Encouraging Australian men to act on cancer

Release Date

One in two men in Australia will develop cancer in their lifetime. Men are at higher risk of developing cancer compared with women, yet 3 of the 4 most common cancers in men are potentially preventable.

As part of Men’s Health Week, (June 9 – 15), Cancer Australia is raising awareness of the two cancers which only affect men; prostate and testicular cancer, as well as those cancers which are most common in men; bowel, melanoma and lung cancers.

Cancer Australia is encouraging men to take action to reduce their risk for cancer and to act on any changes that could be signs of cancer.

Professor Helen Zorbas, CEO, Cancer Australia, said more than half of all cancers are diagnosed in men.

“While bowel, melanoma and lung cancers are three of the four most common cancers in both men and women in Australia, men are more likely to be diagnosed with these cancers and to die from them compared with women.” Professor Zorbas said.

“Importantly, these cancers remain among the most potentially preventable cancers.”

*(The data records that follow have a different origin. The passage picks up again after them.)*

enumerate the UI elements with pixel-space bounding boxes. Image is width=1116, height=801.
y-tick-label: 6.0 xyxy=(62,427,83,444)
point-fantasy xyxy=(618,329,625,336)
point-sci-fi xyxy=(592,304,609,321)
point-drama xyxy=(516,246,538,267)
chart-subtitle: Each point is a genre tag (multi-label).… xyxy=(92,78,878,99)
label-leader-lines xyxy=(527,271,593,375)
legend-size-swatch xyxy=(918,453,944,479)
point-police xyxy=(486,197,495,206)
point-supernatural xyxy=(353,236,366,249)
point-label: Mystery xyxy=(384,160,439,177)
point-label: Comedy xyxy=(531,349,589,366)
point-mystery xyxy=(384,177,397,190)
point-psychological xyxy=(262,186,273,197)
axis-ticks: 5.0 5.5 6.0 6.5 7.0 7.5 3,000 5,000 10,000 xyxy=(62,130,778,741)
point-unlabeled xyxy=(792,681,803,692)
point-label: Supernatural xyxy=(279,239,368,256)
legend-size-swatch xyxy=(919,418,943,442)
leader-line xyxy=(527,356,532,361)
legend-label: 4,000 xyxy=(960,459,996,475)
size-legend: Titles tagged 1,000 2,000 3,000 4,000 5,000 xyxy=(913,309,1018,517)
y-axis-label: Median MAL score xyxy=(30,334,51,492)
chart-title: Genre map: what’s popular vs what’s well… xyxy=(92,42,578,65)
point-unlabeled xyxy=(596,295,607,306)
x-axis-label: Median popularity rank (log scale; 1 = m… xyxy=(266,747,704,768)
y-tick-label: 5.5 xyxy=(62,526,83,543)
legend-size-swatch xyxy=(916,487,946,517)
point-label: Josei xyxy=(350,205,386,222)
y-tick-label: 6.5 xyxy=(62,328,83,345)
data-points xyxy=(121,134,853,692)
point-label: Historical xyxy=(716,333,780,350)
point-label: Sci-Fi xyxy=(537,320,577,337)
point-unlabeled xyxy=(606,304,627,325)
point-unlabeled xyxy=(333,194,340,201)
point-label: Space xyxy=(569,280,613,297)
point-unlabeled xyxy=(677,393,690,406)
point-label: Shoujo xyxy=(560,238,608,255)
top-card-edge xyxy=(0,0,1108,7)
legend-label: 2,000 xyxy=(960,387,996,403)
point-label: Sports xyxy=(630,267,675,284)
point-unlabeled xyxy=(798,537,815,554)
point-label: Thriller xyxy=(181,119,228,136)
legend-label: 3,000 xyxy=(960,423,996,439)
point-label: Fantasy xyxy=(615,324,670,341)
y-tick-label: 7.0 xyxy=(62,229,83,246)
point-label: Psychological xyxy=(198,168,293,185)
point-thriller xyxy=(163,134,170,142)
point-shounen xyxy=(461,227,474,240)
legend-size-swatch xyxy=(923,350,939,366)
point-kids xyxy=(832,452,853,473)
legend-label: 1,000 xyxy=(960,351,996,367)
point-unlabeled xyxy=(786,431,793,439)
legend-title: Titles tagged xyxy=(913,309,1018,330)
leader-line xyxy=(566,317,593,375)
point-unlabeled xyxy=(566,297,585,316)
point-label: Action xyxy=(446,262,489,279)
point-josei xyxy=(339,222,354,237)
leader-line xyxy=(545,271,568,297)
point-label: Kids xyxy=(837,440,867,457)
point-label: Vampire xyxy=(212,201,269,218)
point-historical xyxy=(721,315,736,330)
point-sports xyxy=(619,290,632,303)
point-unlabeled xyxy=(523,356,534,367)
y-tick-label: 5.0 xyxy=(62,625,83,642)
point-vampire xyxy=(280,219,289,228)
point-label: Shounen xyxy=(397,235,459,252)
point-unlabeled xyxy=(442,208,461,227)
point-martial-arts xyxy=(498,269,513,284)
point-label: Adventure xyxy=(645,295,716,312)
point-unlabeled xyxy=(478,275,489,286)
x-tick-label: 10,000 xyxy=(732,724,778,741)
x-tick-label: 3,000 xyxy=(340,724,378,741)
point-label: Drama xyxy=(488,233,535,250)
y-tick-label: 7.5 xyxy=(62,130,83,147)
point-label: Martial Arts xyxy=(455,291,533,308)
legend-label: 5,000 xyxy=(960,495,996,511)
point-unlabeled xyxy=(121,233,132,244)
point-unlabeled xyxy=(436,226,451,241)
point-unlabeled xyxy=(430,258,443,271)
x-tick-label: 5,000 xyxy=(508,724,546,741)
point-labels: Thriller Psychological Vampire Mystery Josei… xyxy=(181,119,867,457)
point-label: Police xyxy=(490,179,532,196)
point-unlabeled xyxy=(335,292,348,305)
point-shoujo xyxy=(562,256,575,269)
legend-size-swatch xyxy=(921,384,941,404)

“The two cancers affecting only men, prostate and testicular cancers, have among the highest survival rates of all cancers. Ninety two percent of men with prostate cancer, and 98% of men with testicular cancer can expect to be alive at least 5 years after their diagnosis.” Professor Zorbas said.

“Early detection is vital to improving survival outcomes. It’s important for men not to let fear, embarrassment or uncertainty stand in the way of seeking medical advice.”

“While the risk of developing cancer increases with age, men of all ages can take steps to reduce their risk by quitting smoking, being sun smart, maintaining a healthy weight, avoiding sedentary behaviour, eating a balanced and nutritious diet and limiting alcohol consumption.”

“Men aged 50 and over are also encouraged to participate in the National Bowel Cancer Screening Program.”

During Men’s Health Week, Cancer Australia is also encouraging women to get behind the men in their lives to make sure they put aside any fear or embarrassment and speak to a doctor about any unusual changes or new symptoms they may be experiencing.